Thinking back, it was the first Australian play I ever saw. I remember my best mate being ecstatic because a character in The Young Doctors had written it. It’s true.
At the time Michael Gow was best known for a continuing role in the popular soap. This was Gow’s first play and Away would soon follow.
Only recently Gow created Toy Symphony, his first play in a decade, but The Kid was the beginning and it still resonates.
The play tells the story of a couple of desperate teenagers with big hopes who have crammed into a small red car – which you pray doesn’t get pulled over – and are heading south to Sydney to get a compensation payout.
In a blazing Sydney summer (we actually used to get them), Aspro who is very ill, Dean who is way too healthy, and their sister Snake, are hoping, even as bushfires encircle the city, that life will get better. The same could be said for Donald, the small-town boy who Dean collected along the way.
At first the play gets you in with the ferocious vitality of the youths – the hopelessness undercuts you much later. From the top of the show director Tom Healey seems to revel in keeping the action tight and tense. The sexually charged scenes between Dean (Akos Armont) and Donald (Eamon Farren) work very well.
Healey hasn’t messed about and updated references. Sure, back in the day we came from intact families and the Russians were the baddies, but Healey has trusted that this play cuts through the decades and fashions. And it does, partly because teens and their angst haven’t really changed except now they dance to songs about dancing to Joy Division. They still form their own families when normal ones don’t exist.

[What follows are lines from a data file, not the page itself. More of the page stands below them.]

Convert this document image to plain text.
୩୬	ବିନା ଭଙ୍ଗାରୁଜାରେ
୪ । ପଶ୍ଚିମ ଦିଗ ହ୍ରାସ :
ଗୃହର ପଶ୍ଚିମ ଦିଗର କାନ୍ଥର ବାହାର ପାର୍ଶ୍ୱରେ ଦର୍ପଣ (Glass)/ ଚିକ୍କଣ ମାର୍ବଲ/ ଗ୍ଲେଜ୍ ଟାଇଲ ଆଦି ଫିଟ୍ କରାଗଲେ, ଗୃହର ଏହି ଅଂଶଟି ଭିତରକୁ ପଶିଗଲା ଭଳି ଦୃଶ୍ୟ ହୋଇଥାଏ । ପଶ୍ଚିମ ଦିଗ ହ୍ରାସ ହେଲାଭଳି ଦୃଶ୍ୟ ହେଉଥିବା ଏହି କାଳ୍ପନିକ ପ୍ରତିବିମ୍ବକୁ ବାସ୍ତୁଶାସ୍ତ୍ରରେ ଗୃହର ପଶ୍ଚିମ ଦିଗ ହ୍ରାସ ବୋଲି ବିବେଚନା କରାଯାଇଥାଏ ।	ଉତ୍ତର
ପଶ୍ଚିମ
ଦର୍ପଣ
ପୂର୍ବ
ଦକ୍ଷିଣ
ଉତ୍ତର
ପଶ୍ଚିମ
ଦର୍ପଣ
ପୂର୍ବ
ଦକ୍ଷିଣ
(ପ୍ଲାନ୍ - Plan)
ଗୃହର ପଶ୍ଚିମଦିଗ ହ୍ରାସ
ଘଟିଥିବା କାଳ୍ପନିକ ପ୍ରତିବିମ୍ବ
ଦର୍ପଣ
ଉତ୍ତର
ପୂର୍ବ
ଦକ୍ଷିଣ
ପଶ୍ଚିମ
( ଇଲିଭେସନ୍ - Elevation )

But what is strongest in the production is actually the characterisations. Healey has his actors hit the stage with all the ballsy confidence and crafted skill you’d expect from actors straight out of drama school.
The cast are all stars-in waiting. As Dean, Armont delivers a terrific and relaxed performance, which suggests a truly amoral character.
Yael Stone who plays Desiree is gobsmackingly good.
It is great to hear an audience gasp. This is well worth a revisit.